Don't get me wrong, I don't think the GC is a bad machine on the contrary, it is a great little roaster in the right hands and to be fair the roasts that I have done so far have been enjoyable to a certain degree, but without being able to hear first crack I'm just guessing all of the time and am therefore unable to achieve an element of consistency.

I had considered getting a sandbox smart roaster from Bella Barista but with only being able to roast 150g at a time it wouldn't be practical.
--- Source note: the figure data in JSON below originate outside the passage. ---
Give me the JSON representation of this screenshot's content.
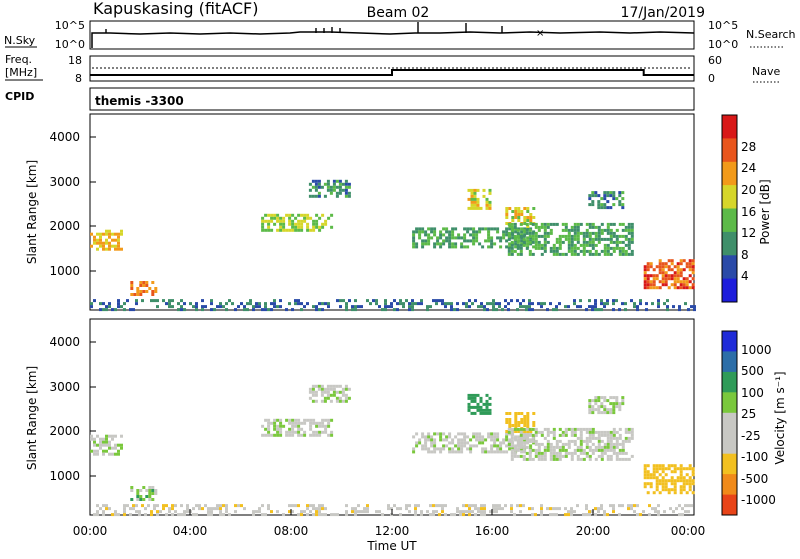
{
  "header": {
    "title_left": "Kapuskasing (fitACF)",
    "title_center": "Beam 02",
    "title_right": "17/Jan/2019"
  },
  "noise_panel": {
    "left_label": "N.Sky",
    "right_label": "N.Search",
    "left_ticks": [
      "10^5",
      "10^0"
    ],
    "right_ticks": [
      "10^5",
      "10^0"
    ]
  },
  "freq_panel": {
    "left_label_line1": "Freq.",
    "left_label_line2": "[MHz]",
    "right_label": "Nave",
    "left_ticks": [
      "18",
      "8"
    ],
    "right_ticks": [
      "60",
      "0"
    ],
    "freq_steps": [
      {
        "t": 0.0,
        "mhz": 10.4
      },
      {
        "t": 12.0,
        "mhz": 12.4
      },
      {
        "t": 22.0,
        "mhz": 10.4
      },
      {
        "t": 24.0,
        "mhz": 10.4
      }
    ],
    "nave_level": 28
  },
  "cpid": {
    "label": "CPID",
    "program": "themis -3300"
  },
  "power_panel": {
    "ylabel": "Slant Range [km]",
    "yticks": [
      "1000",
      "2000",
      "3000",
      "4000"
    ],
    "cbar_label": "Power [dB]",
    "cbar_ticks": [
      "4",
      "8",
      "12",
      "16",
      "20",
      "24",
      "28"
    ],
    "cbar_colors": [
      "#1d1ddb",
      "#2a4aa8",
      "#3f8f6a",
      "#5cba48",
      "#d6d62a",
      "#f29a1a",
      "#e8551c",
      "#d81818"
    ]
  },
  "velocity_panel": {
    "ylabel": "Slant Range [km]",
    "yticks": [
      "1000",
      "2000",
      "3000",
      "4000"
    ],
    "cbar_label": "Velocity [m s⁻¹]",
    "cbar_ticks": [
      "1000",
      "500",
      "100",
      "25",
      "-25",
      "-100",
      "-500",
      "-1000"
    ],
    "cbar_colors": [
      "#1f2bd8",
      "#2c6ea8",
      "#2f9b58",
      "#7ac83c",
      "#c8c8c4",
      "#c8c8c4",
      "#f2c020",
      "#f08a1a",
      "#e84418"
    ]
  },
  "xaxis": {
    "label": "Time UT",
    "ticks": [
      "00:00",
      "04:00",
      "08:00",
      "12:00",
      "16:00",
      "20:00",
      "00:00"
    ]
  },
  "chart_data": {
    "type": "heatmap",
    "title": "Kapuskasing (fitACF)",
    "xlabel": "Time UT",
    "ylabel": "Slant Range [km]",
    "xlim": [
      0,
      24
    ],
    "ylim": [
      180,
      4500
    ],
    "power_cbar": "Power [dB]",
    "velocity_cbar": "Velocity [m s⁻¹]",
    "echo_regions": [
      {
        "t0": 0.0,
        "t1": 1.2,
        "r0": 1500,
        "r1": 1950,
        "power": 20,
        "velocity": 10
      },
      {
        "t0": 1.6,
        "t1": 2.6,
        "r0": 520,
        "r1": 820,
        "power": 24,
        "velocity": 60
      },
      {
        "t0": 6.8,
        "t1": 9.6,
        "r0": 1950,
        "r1": 2300,
        "power": 16,
        "velocity": 0
      },
      {
        "t0": 8.7,
        "t1": 10.3,
        "r0": 2700,
        "r1": 3050,
        "power": 10,
        "velocity": 0
      },
      {
        "t0": 12.8,
        "t1": 17.6,
        "r0": 1600,
        "r1": 2000,
        "power": 12,
        "velocity": -10
      },
      {
        "t0": 15.0,
        "t1": 15.9,
        "r0": 2450,
        "r1": 2850,
        "power": 18,
        "velocity": 300
      },
      {
        "t0": 16.5,
        "t1": 17.6,
        "r0": 2050,
        "r1": 2450,
        "power": 18,
        "velocity": -250
      },
      {
        "t0": 16.6,
        "t1": 21.5,
        "r0": 1400,
        "r1": 2100,
        "power": 12,
        "velocity": -10
      },
      {
        "t0": 19.8,
        "t1": 21.2,
        "r0": 2450,
        "r1": 2800,
        "power": 10,
        "velocity": 0
      },
      {
        "t0": 22.0,
        "t1": 24.0,
        "r0": 700,
        "r1": 1300,
        "power": 26,
        "velocity": -200
      },
      {
        "t0": 0.0,
        "t1": 24.0,
        "r0": 180,
        "r1": 420,
        "power": 8,
        "velocity": -60
      }
    ]
  }
}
Oh the woes of coffee loving eh 😞🙃


----------



## MediumRoastSteam (Jul 7, 2015)

WestlandWessex said:


> I had considered getting a sandbox smart roaster from Bella Barista but with only being able to roast 150g at a time it wouldn't be practical.
> 
> Oh the woes of coffee loving eh 😞🙃


 Snap. Same here! I like the idea of the sandbox, but every time I re-watch the reviews I convince myself it's not the one for me. There's something about roasting via a bluetooth mobile app that kind of puts me off. As an extra, yes, but I would have preferred some physical control panel of some sort.


----------



## WestlandWessex (Jan 26, 2020)

MediumRoastSteam said:


> Snap. Same here! I like the idea of the sandbox, but every time I re-watch the reviews I convince myself it's not the one for me. There's something about roasting via a bluetooth mobile app that kind of puts me off. As an extra, yes, but I would have preferred some physical control panel of some sort.


 I know what you mean, I like the idea of it being able to automate the process or record profiles etc etc, but relying solely on an app to be able to control the roaster just seams a tad risky from a reliability point of view IMHO.


----------